If you figured the storms that wreaked havoc on California this month would signal the end to the state's historic drought, think again.
Storms this month dropped 11 inches of rain in some parts of the state and triggered mudslides in other areas, damaging many homes. The deluge helped bump up the state's largest reservoir from 26 percent to 31 percent of capacity and dumped 94 billion gallons - about a one-year supply for 540,000 families.
That sounds like a lot, but it's three orders of magnitude smaller than what California requires. A new analysis from NASA satellite data concluded that the state would need 11 trillion gallons of water to recover from its three-year dry spell.
That's roughly equivalent to filling up Lake Meade, the U.S.'s largest reservoir, one and a half times.
Though welcome, the rains are, pardon the pun, a drop in the bucket, according to Jay Famiglietti of NASA's Jet Propulsion Laboratory in Pasadena, who spoke this week at the American Geophysical Union meeting in San Francisco.
"We will need two or three winters of above average precipitation," Famiglietti told CBS News. "Every rain storm is like a deposit in a bank account but the size of the deficit is so big. We are going to need a lot of rain to accumulate that storage."
California has been in the grip of a drought that has drained lakes, stifled agriculture and even hit some turtle populations especially hard. As the drought worsened in the past year, scientists trying to forecast the impact, and policymakers hoping to dampen it, have often struggled with a lack of complete data on which to base their plans.
NASA is helping to change that.
Using data from NASA's Gravity Recovery and Climate Experiment (GRACE) satellites, NASA scientists were not only able to show what is needed but to determine for the first time how much water has been lost over the years.
"Spaceborne and airborne measurements of Earth's changing shape, surface height and gravity field now allow us to measure and analyze key features of droughts better than ever before, including determining precisely when they begin and end and what their magnitude is at any moment in time," Famiglietti said. "That's an incredible advance and something that would be impossible using only ground-based observations."
The Sacramento and San Joaquin river basins, in California's Central Valley, are considered the "water workhorses" of the state. The area is home to one of the most productive agricultural regions in the world, and also contains the Sierra Nevada mountain range, which provides crucial water when its snow melts in the spring.
Since 2011, Famiglietti said, they have seen a combined decreased in volume of four trillion gallons of water each year (15 cubic kilometers). That equates to more water than California's 38 million residents use domestically each year.
The new data reveal that about two-thirds of the loss is due to depletion of groundwater, which is a politically charged issue in California.

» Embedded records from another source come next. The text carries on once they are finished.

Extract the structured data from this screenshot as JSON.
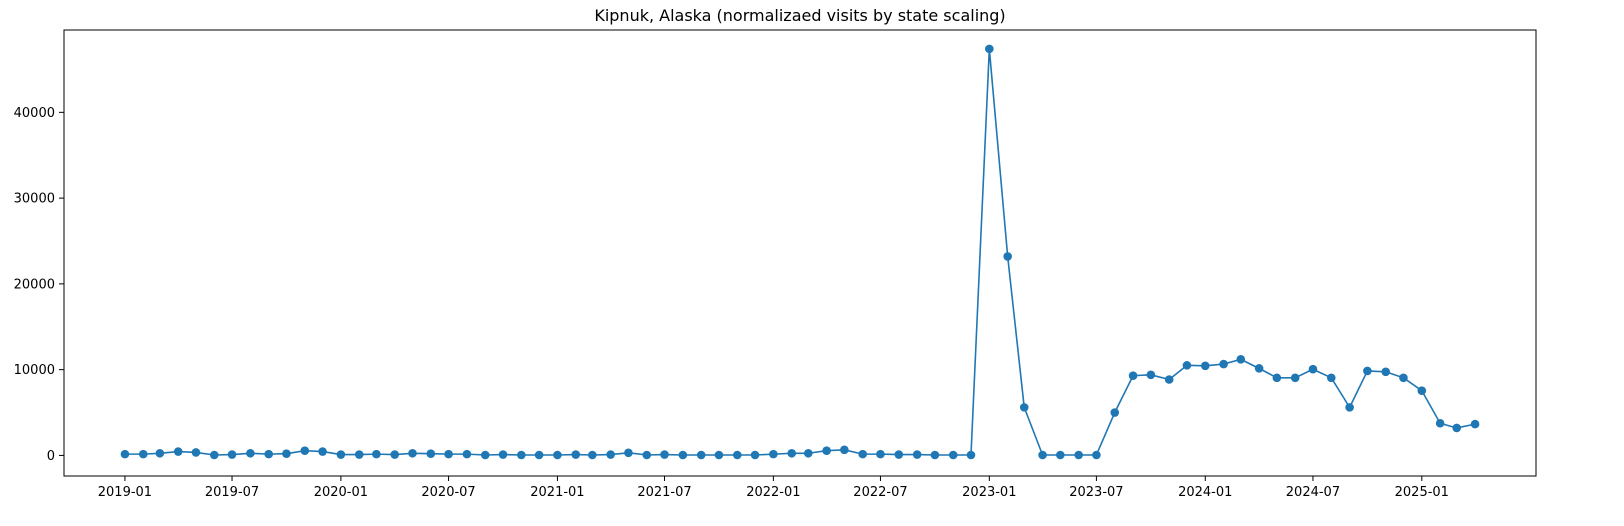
{
  "chart_data": {
    "type": "line",
    "title": "Kipnuk, Alaska (normalizaed visits by state scaling)",
    "xlabel": "",
    "ylabel": "",
    "x_ticks": [
      "2019-01",
      "2019-07",
      "2020-01",
      "2020-07",
      "2021-01",
      "2021-07",
      "2022-01",
      "2022-07",
      "2023-01",
      "2023-07",
      "2024-01",
      "2024-07",
      "2025-01"
    ],
    "y_ticks": [
      0,
      10000,
      20000,
      30000,
      40000
    ],
    "y_tick_labels": [
      "0",
      "10000",
      "20000",
      "30000",
      "40000"
    ],
    "ylim": [
      -2400,
      49600
    ],
    "xlim": [
      "2018-09-20",
      "2025-07-13"
    ],
    "grid": false,
    "legend": "none",
    "series": [
      {
        "color": "#1f77b4",
        "marker": "circle",
        "x": [
          "2019-01",
          "2019-02",
          "2019-03",
          "2019-04",
          "2019-05",
          "2019-06",
          "2019-07",
          "2019-08",
          "2019-09",
          "2019-10",
          "2019-11",
          "2019-12",
          "2020-01",
          "2020-02",
          "2020-03",
          "2020-04",
          "2020-05",
          "2020-06",
          "2020-07",
          "2020-08",
          "2020-09",
          "2020-10",
          "2020-11",
          "2020-12",
          "2021-01",
          "2021-02",
          "2021-03",
          "2021-04",
          "2021-05",
          "2021-06",
          "2021-07",
          "2021-08",
          "2021-09",
          "2021-10",
          "2021-11",
          "2021-12",
          "2022-01",
          "2022-02",
          "2022-03",
          "2022-04",
          "2022-05",
          "2022-06",
          "2022-07",
          "2022-08",
          "2022-09",
          "2022-10",
          "2022-11",
          "2022-12",
          "2023-01",
          "2023-02",
          "2023-03",
          "2023-04",
          "2023-05",
          "2023-06",
          "2023-07",
          "2023-08",
          "2023-09",
          "2023-10",
          "2023-11",
          "2023-12",
          "2024-01",
          "2024-02",
          "2024-03",
          "2024-04",
          "2024-05",
          "2024-06",
          "2024-07",
          "2024-08",
          "2024-09",
          "2024-10",
          "2024-11",
          "2024-12",
          "2025-01",
          "2025-02",
          "2025-03",
          "2025-04"
        ],
        "values": [
          150,
          150,
          250,
          450,
          350,
          50,
          100,
          250,
          150,
          200,
          550,
          450,
          100,
          100,
          150,
          100,
          250,
          200,
          150,
          150,
          50,
          100,
          50,
          50,
          50,
          100,
          50,
          100,
          300,
          50,
          100,
          50,
          50,
          50,
          50,
          50,
          150,
          250,
          250,
          550,
          650,
          150,
          150,
          100,
          100,
          50,
          50,
          50,
          47400,
          23200,
          5600,
          50,
          50,
          50,
          50,
          5000,
          9300,
          9400,
          8850,
          10500,
          10450,
          10650,
          11200,
          10150,
          9050,
          9050,
          10050,
          9050,
          5600,
          9850,
          9750,
          9050,
          7550,
          3750,
          3200,
          3650
        ]
      }
    ]
  }
}
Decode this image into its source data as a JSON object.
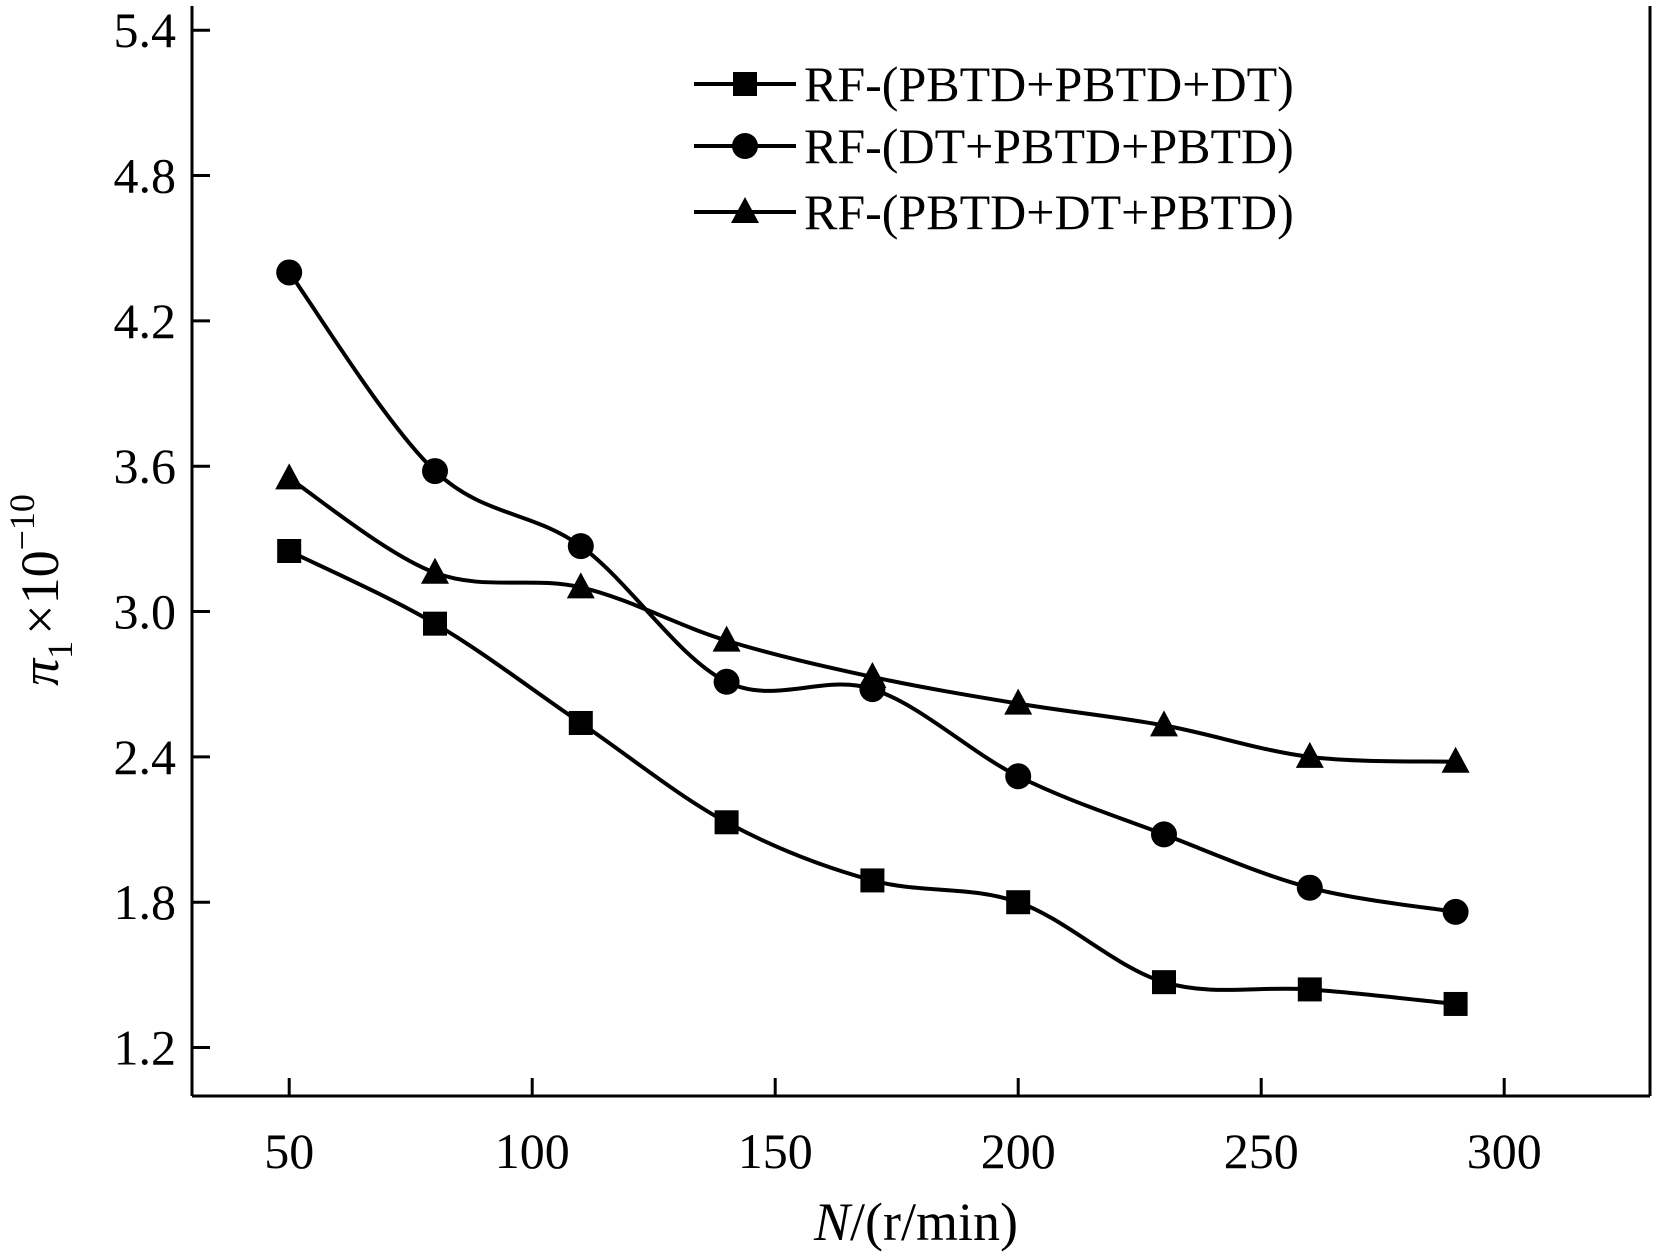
{
  "chart_data": {
    "type": "line",
    "title": "",
    "xlabel_var": "N",
    "xlabel_unit": "/(r/min)",
    "ylabel_var": "π",
    "ylabel_sub": "1",
    "ylabel_times": "×10",
    "ylabel_exp": "−10",
    "xlim": [
      30,
      330
    ],
    "ylim": [
      1.0,
      5.5
    ],
    "xticks": [
      50,
      100,
      150,
      200,
      250,
      300
    ],
    "xtick_labels": [
      "50",
      "100",
      "150",
      "200",
      "250",
      "300"
    ],
    "yticks": [
      1.2,
      1.8,
      2.4,
      3.0,
      3.6,
      4.2,
      4.8,
      5.4
    ],
    "ytick_labels": [
      "1.2",
      "1.8",
      "2.4",
      "3.0",
      "3.6",
      "4.2",
      "4.8",
      "5.4"
    ],
    "x": [
      50,
      80,
      110,
      140,
      170,
      200,
      230,
      260,
      290
    ],
    "series": [
      {
        "name": "RF-(PBTD+PBTD+DT)",
        "marker": "square",
        "values": [
          3.25,
          2.95,
          2.54,
          2.13,
          1.89,
          1.8,
          1.47,
          1.44,
          1.38
        ]
      },
      {
        "name": "RF-(DT+PBTD+PBTD)",
        "marker": "circle",
        "values": [
          4.4,
          3.58,
          3.27,
          2.71,
          2.68,
          2.32,
          2.08,
          1.86,
          1.76
        ]
      },
      {
        "name": "RF-(PBTD+DT+PBTD)",
        "marker": "triangle",
        "values": [
          3.55,
          3.16,
          3.1,
          2.88,
          2.73,
          2.62,
          2.53,
          2.4,
          2.38
        ]
      }
    ],
    "legend_position": "top-right",
    "grid": false,
    "color": "#000000"
  }
}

"There is basically no restriction on the groundwater use," Famiglietti said. "Farmers don't have access to water in reservoirs and water in rivers. They have to use groundwater," which is now known to be in short supply.
The state passed a landmark groundwater bill this year that among other things included management, monitoring and enforcement of water use.
But while it is welcomed, Famiglietti said the new law would not be a panacea in the short term.
"That will be years before that policy gets implemented and sustainability plans get written," he said. "You are talking about a couple of decades before you feel the impact."
In the meantime, as groundwater remains a precious commodity, another crucial source is also coming up short.
Data also released Tuesday by NASA's Airborne Snow Observatory indicates that snowpack in California's Sierra Nevada range - a key source of spring runoff - is only half of previous estimates.
"The 2014 snowpack was one of the three lowest on record and the worst since 1977, when California's population was half what it is now," said Airborne Snow Observatory principal investigator Tom Painter of JPL.
"Besides resulting in less snow water, the dramatic reduction in snow extent contributes to warming our climate by allowing the ground to absorb more sunlight. This reduces soil moisture, which makes it harder to get water from the snow into reservoirs once it does start snowing again."
Painter said the new data should remind water managers across the West to be conservative when factoring snow packs into their projections.
"We've always thought that, if you go to higher elevations, there is more snow," Painter said. "What we found is that assumption is quite wrong, at least in 2014. Going with that assumption could put us in a bad place because we would think there was more snowfall and water equivalent than there actually is."
The researchers were unable to say how long the current drought would last, although some studies have said it will definitely be a dry 2015 and that the state could be in for a 100-year dry period.